State cybersecurity governance, which is adaptive, would also need to be responsive in order to achieve cyber justice as an outcome. Including the potential for adaptation into the normative modelling of state cybersecurity governance will introduce flexibility and resilience into the regime. Noting the characteristics of 4IR technologies and especially the pace of change that these technologies are capable of, state cybersecurity governance needs to be flexible through adequately responding to their potential disruptions. Adaptive governance for the 4IR includes and requires adaptive leadership (Weiler 2001). This means, “with the high speed of change, the challenge for leaders is learning faster than the world around them changes. To ensure success, leaders may need to abandon old behaviours, habits and beliefs, only keeping those that best serve them and their people (World Economic Forum 2019).” In the case of adaptive governance, cyber justice would best serve as the conscience for states and their policymakers.

8 Conclusion

The research question was what policy approach should states undertake under international law to produce state cybersecurity governance that is just in the 4IR? This was underpinned by a hypothesis that accepted that the 4IR would disrupt state cybersecurity governance in two ways. The first is that the traditional mechanisms for intervention, which are legislative and/or regulative responses, will be rendered ineffective and redundant at worst. The second was that the 4IR would challenge traditional notions of sovereignty and by implication statehood, through what has been termed cyber sovereignty. The theory of cyber justice is advanced to answer the research question and to serve as an equitable and objective norm-setting approach to state cybersecurity governance. The presence of cyber justice in the development of state cybersecurity governance would mean good cyber governance that is premised on a human rights-based approach, with more accountability, greater transparency and broad multi-stakeholder participation.

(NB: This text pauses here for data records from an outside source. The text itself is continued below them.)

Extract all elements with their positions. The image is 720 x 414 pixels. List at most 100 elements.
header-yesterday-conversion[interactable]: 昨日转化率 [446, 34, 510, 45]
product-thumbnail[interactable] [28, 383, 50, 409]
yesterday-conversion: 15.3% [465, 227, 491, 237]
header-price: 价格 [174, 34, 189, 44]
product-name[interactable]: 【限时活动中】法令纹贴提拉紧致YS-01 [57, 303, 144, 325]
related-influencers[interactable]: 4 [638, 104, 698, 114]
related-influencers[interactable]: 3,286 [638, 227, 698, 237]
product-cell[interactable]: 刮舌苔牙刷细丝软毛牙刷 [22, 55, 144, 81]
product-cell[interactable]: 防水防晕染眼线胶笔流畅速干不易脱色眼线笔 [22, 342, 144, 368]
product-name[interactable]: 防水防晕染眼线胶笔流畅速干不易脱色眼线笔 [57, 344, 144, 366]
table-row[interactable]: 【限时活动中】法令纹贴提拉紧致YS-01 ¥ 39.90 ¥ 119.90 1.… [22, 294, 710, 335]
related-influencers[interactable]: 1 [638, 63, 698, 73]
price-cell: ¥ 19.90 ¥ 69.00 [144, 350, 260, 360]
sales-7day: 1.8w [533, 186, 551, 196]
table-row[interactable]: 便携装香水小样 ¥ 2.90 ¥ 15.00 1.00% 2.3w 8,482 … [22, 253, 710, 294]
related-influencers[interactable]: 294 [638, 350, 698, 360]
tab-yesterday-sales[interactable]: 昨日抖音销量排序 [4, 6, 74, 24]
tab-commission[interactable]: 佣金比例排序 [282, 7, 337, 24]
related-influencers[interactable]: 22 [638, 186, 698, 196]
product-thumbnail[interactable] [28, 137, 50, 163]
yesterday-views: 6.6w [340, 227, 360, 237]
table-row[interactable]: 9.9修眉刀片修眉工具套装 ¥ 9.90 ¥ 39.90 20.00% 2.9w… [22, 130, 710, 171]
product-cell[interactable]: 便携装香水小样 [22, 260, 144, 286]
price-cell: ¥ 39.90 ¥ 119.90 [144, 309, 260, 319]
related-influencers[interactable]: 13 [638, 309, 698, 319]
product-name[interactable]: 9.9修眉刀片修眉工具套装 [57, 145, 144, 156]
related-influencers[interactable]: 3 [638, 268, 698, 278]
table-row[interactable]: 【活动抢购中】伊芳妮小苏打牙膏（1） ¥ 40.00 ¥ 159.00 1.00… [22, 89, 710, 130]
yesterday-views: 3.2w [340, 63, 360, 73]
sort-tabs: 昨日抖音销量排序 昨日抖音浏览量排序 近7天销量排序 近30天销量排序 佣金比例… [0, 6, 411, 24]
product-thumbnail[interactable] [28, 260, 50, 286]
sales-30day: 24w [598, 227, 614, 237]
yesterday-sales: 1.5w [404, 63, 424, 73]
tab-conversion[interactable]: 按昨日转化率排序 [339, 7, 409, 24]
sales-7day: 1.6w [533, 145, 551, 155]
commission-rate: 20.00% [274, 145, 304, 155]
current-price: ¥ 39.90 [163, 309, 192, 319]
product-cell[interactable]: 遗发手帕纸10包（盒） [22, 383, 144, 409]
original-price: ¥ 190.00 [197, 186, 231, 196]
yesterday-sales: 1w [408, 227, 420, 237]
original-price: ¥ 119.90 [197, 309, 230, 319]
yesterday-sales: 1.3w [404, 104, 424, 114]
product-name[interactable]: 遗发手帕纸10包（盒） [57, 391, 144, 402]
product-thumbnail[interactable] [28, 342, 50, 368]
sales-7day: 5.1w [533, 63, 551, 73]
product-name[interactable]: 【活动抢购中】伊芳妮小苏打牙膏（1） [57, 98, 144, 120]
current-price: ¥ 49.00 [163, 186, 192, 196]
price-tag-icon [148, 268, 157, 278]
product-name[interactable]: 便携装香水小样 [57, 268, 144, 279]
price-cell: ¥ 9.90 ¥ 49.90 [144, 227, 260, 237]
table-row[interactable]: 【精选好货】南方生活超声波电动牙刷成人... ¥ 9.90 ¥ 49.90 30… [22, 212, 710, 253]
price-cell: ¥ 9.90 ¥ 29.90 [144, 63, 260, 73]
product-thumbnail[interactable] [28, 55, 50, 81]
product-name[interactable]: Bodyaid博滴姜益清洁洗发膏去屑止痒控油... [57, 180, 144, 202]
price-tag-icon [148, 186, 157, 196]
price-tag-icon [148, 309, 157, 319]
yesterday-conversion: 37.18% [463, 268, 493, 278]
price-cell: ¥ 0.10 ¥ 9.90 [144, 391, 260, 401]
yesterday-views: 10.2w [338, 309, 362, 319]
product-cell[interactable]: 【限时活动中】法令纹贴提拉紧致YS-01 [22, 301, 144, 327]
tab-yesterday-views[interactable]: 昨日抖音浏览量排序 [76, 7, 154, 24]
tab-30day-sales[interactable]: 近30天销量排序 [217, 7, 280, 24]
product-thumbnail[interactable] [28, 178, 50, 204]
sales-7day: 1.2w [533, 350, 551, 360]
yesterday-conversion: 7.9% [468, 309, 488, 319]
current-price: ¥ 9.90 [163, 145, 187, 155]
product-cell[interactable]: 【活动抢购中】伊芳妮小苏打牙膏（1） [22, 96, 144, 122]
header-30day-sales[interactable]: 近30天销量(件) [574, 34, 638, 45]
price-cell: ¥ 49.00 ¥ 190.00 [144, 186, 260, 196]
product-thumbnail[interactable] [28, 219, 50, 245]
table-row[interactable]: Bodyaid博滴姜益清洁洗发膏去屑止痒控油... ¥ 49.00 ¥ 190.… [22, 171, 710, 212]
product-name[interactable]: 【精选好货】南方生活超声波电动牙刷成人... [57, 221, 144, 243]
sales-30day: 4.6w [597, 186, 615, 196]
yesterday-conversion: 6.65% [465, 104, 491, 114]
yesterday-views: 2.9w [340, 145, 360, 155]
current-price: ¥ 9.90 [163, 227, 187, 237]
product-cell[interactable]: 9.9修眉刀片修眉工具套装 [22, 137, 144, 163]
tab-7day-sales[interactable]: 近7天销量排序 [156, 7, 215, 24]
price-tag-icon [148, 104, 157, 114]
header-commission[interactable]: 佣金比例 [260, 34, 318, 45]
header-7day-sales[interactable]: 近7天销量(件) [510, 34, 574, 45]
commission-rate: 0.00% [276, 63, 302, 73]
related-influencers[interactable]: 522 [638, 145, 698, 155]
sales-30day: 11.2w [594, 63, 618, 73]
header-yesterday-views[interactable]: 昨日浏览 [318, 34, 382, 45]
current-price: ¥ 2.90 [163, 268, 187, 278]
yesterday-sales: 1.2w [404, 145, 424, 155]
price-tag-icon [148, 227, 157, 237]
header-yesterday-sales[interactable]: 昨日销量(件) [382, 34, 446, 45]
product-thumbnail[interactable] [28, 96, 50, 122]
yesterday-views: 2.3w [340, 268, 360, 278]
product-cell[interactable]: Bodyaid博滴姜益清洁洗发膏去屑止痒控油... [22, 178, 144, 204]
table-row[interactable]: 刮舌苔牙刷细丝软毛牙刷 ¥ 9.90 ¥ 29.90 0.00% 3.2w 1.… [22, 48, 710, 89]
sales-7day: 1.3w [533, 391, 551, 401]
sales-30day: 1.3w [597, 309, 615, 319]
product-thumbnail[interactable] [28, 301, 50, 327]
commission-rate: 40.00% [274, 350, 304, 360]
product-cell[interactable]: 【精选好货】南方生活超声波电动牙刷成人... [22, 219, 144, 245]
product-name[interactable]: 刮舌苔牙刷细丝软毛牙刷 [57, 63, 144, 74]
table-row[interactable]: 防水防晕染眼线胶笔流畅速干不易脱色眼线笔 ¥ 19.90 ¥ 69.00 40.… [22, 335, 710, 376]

This research has sought to make a broad argument for a developmental shift in international law’s approach to state cybersecurity governance. The potential 4IR disruptions to state cybersecurity governance demand a change in focus for the adequate development of state cybersecurity. It is conceivable future, that for state cybersecurity governance these disruptions will hit at the core of the integrity of the state as well as render ineffective our customary legislative and regulatory interventions to legal challenges. This shift needs to happen from an international law perspective on the maintenance of peace and security towards the achievement of cyber justice. This precipitates and needs to adopt a normative approach to state cybersecurity governance, rather than a legal positivist approach. The consensus would be easier to reach around norms and principles for state cybersecurity governance in particular and international cybersecurity law in general. Once such consensus has already been achieved through the norm of international cooperation and mutual assistance. Following traditional international law, it can be said that through this development in state practice generally in future international cooperation and mutual assistance has risen to become a general principle of customary international law.

The 4IR is forging a path for the fast pace of technological development and the rapid disruptions to our traditional notions of how the world functions. The law and legal principles as the organizing structure to human development will not be spared. The global order is already experiencing a proliferation in protectionism and nationalism to guard against these disruptions. However, states cannot develop in isolation and an inwards retraction would produce domestic security instabilities. State cybersecurity governance for the 4IR should be pliable enough to accommodate normative standards such as international cooperation and mutual assistance as well as cyber justice.